Yes. Though we're puzzled by the illusion to baby-boomers. Aren't we the baby-boomers, those of us born and brought up in the post-war years? We were the people for whom the system worked, and worked well: we spent most of our lives in secure employment, our standard of living rose and rose, we took out modest mortgages and then paid them off, we entered the world of car-ownership, we built up a decent pension pot ... and we didn't need to put ourselves in hock to do it.
 
Trouble is, the following generation – sometimes called the “Echo baby boomers” of 1982 – 1995 – wanted the same stuff, but have found themselves operating in a less secure environment. They can no longer rely on jobs for life, the cost of their pensions has rocketed and can no longer be borne, and while inflation may have been within reasonable limits, there are two OTHER kinds of inflation which have hit our society very hard. One is property inflation: a house is no longer something to live in, but an investment, something that everyone has to have because renting is for losers, something to be improved and sold on, the stuff of silly television programmes for idle women during their lonely days. When The GOS and Mrs.GOS were first married, a nice three-bed semi in London cost £6,000. Now it would be one hundred times that.
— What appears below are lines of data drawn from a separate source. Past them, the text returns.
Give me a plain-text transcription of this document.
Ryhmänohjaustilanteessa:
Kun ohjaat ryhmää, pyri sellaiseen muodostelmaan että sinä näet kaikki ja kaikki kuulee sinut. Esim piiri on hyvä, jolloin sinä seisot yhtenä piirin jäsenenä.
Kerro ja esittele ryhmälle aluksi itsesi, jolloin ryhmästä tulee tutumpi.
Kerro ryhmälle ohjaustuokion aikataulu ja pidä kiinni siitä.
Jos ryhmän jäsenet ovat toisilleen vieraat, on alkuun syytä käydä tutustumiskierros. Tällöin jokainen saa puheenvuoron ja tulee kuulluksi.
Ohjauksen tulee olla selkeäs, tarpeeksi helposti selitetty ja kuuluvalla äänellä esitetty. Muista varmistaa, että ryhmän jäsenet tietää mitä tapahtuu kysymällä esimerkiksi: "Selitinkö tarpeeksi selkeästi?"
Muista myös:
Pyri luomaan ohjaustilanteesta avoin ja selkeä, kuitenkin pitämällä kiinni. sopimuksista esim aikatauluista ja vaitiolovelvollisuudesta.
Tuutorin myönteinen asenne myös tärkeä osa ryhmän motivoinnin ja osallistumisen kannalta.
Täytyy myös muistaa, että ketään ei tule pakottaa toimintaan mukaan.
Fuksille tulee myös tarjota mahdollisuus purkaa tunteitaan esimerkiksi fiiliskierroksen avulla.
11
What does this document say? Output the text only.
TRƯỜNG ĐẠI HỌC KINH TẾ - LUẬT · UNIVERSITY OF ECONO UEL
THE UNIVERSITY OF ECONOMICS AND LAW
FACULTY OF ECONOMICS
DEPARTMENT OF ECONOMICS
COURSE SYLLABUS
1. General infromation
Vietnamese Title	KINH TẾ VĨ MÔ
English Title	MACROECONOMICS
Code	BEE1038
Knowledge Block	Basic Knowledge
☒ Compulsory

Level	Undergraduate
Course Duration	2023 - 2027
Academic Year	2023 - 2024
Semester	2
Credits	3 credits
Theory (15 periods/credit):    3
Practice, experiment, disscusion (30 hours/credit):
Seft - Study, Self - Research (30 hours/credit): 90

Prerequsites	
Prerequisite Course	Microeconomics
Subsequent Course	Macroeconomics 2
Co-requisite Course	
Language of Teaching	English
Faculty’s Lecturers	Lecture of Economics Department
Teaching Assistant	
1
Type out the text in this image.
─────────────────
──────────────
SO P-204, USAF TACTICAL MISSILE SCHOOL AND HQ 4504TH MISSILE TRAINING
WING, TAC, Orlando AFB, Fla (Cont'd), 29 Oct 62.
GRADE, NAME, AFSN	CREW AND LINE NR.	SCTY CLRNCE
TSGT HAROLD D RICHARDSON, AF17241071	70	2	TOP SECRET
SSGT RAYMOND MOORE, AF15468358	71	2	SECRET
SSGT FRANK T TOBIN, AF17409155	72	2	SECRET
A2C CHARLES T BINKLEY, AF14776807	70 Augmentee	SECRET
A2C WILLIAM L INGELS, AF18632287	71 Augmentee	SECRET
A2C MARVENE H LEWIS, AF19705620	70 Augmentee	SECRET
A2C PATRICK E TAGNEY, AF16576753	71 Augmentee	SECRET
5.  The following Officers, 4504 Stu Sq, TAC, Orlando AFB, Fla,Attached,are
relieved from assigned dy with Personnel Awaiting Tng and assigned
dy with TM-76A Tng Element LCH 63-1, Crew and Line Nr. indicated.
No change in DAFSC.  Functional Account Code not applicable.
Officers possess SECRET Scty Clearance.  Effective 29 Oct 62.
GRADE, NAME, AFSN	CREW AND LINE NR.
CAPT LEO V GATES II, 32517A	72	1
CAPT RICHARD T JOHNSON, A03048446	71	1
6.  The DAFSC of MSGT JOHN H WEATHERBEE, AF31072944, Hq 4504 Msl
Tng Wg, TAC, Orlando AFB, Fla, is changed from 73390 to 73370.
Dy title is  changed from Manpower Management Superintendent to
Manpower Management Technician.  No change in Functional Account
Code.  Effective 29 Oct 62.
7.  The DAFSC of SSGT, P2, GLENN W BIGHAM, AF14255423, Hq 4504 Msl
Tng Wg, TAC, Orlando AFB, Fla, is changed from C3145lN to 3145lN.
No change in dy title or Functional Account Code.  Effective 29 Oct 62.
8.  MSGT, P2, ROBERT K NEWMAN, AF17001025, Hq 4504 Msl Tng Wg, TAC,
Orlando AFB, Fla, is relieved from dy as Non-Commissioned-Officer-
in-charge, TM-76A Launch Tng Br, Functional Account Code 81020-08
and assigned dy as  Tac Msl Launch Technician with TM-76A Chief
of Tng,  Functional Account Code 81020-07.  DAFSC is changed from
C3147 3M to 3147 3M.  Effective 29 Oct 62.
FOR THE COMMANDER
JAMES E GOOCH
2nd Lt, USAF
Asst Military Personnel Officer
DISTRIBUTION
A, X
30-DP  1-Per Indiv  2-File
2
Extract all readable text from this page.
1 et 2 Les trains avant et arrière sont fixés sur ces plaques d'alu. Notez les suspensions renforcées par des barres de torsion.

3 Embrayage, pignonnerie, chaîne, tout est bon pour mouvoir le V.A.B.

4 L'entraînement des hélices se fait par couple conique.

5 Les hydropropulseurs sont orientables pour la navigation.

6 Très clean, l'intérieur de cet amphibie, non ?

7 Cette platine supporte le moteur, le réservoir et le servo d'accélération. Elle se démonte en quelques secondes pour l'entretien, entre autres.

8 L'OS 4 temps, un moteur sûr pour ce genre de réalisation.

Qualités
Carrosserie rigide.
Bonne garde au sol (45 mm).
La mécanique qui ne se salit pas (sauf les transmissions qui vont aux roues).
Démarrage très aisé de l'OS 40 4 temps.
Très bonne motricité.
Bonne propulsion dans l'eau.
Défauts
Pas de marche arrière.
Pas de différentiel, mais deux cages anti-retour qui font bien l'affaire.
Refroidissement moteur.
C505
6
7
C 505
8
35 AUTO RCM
How's that for inflation?
 
The other inflation is the inflation of expectation. In those balmy days of the early Grumpy Marriage, it never occurred to Mr. and Mrs.GOS to fly to Florida or the Seychelles for their hols. A camping holiday in Wales or a rented cottage in Brittany was adventure enough. And cars – the Grumpy Austin Allegro cost £1200 in 1974. It was a dreadful car by modern standards. A similarly-sized small family saloon today – a Ford Focus, for instance – is bigger, faster, safer, more comfortable, more economical, and has far more mod cons. Of course, we all want these benefits. We might even feel we have a right to drive a car that is economical and safe. But it costs ten times as much, a full 20% more than “ordinary” inflation since 1974.
 
Not that our children of the “Echo baby boom” will accept all that. No, they blame us – there is even a well-known book available by politician David Willetts, called “The Pinch: How the Baby Boomers Took Their Children's Future”. We hope he isn't going to expect any of our votes at the next election. We didn't “take” anything. We paid for what we got, in full, out of our salaries. Our kids should do the same. “Wanker Willetts” - how apt.
 
Back to the book again. Michael reserves his greatest ire for the good people of Greece. Well, the Greeks, anyway ...
 
Here is a country where the railway system costs €700m a year to run, earns revenues of €100m, and the average salary is €65,000; where “the first thing a government does in an election year is to pull the tax collectors off the streets”; where if the tax laws were enforced “every doctor in Greece would be in jail”.
 
“In Greece the money was borrowed by the state: the debts are the debts of the Greek people, but the people want no part of them. The Greeks already have taken to the streets, violently, and have been quick to find people outside of Greece to blame for their problems”.
 
Goldman Sachs are reported to have been paid fees of $300m for “a series of apparently legal but nonetheless repellent deals designed to hide the Greek government's true level of indebtedness” - a concealment that enabled Greece to join the euro and gain access to long-term borrowing at one-third the levels they would otherwise have been charged. “The investment bankers taught the Greek government how to securitise future receipts from the national lottery, highway tolls, airport landing fees and even funds granted to the country by the EU. Any future stream of income that could be identified was sold for cash up front and spent”.

 
All in all, Lewis's book sounds like a good and illuminating read. The GOS has already ordered his copy, and you can get yours here. We think the one prediction we can make in these uncertain times, though, is that reading it won't actually make you any happier.